Strategy Analytics announced the latest wireless market forecast earlier this year according to this report, 46% of the total number of phone users use 2G or 3G mobiles. This means that approximately half of the global mobile users are using 2G or 3G devices. However, only 27% of the total worldwide mobile revenue is generated by 2G and 3G smartphones.

According to Strategy Analytics’ wireless market forecast, 2G and 3G smartphone users will only contribute 10% of the total global mobile revenue by the end of the year 2023. The report also suggests that Africa is a special case and it still uses 2G. The average revenue per user (ARPU) of each country in Africa is less than $2. This indicates that the subsidy to encourage user migration to 3G or 4G has limited operational space.

However, Africa and various other developing regions have displayed better progress in encouraging 4G services and 4G devices.
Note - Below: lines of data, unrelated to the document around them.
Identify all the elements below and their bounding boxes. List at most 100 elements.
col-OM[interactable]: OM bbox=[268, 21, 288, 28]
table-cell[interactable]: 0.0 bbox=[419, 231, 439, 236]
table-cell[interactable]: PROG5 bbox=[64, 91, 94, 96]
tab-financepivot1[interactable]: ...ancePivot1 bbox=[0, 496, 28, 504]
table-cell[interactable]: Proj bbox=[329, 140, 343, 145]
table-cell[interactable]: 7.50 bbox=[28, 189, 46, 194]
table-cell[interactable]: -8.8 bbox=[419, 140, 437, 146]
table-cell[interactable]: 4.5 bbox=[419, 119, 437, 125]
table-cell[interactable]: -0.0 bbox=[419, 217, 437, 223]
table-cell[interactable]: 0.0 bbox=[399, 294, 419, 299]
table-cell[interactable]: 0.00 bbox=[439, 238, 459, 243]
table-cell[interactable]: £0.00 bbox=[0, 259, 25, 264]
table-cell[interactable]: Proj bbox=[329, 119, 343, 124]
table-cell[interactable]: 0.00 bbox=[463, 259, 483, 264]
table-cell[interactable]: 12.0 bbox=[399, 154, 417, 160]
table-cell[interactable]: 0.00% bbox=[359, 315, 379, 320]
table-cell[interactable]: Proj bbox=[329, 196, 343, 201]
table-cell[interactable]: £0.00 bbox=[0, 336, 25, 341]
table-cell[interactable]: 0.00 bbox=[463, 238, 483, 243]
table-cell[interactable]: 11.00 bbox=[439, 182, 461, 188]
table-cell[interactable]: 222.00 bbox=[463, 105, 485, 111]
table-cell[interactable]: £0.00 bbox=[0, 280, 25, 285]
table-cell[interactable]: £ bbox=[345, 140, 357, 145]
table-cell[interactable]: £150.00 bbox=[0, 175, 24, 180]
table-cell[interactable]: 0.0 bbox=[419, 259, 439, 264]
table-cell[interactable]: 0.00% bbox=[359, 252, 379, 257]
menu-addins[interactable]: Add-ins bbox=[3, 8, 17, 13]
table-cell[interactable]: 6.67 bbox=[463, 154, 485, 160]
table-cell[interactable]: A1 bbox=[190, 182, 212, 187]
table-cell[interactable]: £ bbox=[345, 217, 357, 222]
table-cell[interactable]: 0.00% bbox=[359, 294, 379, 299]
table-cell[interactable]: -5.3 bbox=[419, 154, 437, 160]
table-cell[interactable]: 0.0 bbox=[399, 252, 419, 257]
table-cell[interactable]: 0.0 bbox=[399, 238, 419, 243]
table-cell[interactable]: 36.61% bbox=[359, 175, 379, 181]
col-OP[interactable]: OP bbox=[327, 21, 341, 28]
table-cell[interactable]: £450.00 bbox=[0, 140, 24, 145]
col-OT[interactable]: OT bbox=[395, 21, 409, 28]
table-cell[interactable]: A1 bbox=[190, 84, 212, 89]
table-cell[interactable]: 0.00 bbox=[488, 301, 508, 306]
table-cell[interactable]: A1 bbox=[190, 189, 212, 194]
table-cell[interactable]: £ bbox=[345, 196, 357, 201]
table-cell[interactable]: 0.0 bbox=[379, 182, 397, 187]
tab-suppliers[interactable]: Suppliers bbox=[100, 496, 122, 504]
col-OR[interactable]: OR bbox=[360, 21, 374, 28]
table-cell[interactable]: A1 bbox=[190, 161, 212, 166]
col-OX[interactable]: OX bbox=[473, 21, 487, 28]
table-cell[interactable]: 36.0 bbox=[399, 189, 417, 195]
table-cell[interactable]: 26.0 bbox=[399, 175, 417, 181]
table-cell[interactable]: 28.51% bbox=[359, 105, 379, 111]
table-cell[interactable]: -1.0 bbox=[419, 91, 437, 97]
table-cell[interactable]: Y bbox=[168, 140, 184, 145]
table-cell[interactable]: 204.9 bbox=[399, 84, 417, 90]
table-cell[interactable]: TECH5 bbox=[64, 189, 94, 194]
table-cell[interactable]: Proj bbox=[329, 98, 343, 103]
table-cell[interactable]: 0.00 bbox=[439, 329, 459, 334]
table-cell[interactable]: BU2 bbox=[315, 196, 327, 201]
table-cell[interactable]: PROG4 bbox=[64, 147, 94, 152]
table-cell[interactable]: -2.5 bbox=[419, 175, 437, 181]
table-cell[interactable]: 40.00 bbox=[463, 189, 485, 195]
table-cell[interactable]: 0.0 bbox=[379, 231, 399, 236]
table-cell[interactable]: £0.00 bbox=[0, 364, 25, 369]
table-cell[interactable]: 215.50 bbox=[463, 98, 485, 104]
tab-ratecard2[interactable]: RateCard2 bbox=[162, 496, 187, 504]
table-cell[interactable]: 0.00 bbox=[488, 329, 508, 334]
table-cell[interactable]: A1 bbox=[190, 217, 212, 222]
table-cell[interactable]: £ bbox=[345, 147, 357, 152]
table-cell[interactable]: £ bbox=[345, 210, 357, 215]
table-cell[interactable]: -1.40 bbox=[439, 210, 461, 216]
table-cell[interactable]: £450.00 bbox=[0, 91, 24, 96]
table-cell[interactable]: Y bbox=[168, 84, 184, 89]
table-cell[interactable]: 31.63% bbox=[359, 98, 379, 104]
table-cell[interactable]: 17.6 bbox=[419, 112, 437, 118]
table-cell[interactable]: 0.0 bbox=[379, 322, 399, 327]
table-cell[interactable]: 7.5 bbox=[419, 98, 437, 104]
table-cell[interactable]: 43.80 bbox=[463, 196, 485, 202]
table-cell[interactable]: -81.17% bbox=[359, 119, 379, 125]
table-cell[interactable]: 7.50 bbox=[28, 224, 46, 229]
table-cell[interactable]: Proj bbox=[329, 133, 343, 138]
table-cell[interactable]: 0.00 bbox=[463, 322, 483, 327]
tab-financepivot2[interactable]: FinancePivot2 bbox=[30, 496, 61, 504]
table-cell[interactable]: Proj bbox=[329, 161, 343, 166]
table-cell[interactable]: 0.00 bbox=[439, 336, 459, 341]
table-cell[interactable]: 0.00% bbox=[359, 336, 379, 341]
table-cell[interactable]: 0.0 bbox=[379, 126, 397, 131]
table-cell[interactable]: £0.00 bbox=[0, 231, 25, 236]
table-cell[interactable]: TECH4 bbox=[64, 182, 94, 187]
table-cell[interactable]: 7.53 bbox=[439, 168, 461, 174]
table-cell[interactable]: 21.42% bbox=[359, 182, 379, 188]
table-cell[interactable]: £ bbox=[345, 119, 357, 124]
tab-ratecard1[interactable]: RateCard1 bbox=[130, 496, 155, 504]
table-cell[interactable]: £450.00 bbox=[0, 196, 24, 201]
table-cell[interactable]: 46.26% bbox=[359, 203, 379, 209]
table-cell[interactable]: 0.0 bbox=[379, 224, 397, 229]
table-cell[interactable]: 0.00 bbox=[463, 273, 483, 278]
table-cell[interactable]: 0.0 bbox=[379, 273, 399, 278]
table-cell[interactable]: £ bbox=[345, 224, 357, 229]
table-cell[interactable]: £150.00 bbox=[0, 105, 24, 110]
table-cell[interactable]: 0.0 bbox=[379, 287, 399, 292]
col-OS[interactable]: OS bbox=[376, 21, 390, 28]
For instance, Airtel in Africa has expanded 4G network in the region and have introduced ‘large packages’ in the region. This has ultimately helped to promote users to migrate to 4G services.

The average data usage, as well as data ARPU (average revenue per user) values, have been greatly improved, according to the Strategy Analytics report. ¾ of the revenue growth during the last year was due to data usage. In last year, the proportion of 4G data users was 18%. This number increased to 29% in March of this year.

More than 60% of the total data revenue generated by Airtel came from 4G data revenue. Several operators are switching to 4G and have already announced plans to de-network 2G and 3G. Various countries in Asia- Pacific region and North America are at the forefront of the worldwide 2G and 3G de-networking processes, and other countries are currently working to promote users’ migration to 4G. For instance, the Indian market is accelerating to 4G services and India’s Airtel has already closed the 3G networks in various phases.

In the Netherlands, FoneZiggo closed its 3G network during February of this year. TT-Netvaerket which is the Telia and Telenor’s Danish joint venture plans to close its 3G network in April of next year. CTO of Vodafone also announced to close 3G Europe by the year 2022. Vodafone’s CTO talked about this during a Vodafone business analyst meeting which was held recently.

According to Strategy Analytics, the withdrawal of the 2G network needs a long time for preparation, particularly the migration of 2G IoT (Internet of Things) services. Operators usually have to focus on closing the 2G mobile business, and they have to reserve a 2G thin network to provide 2G services for existing 2G users.

Operators also need to focus on the importance of the 2G USSD (Unstructured Supplementary Service Data) feature for smartphone payment services in Africa. This function is a crucial source of income for various operators in Africa.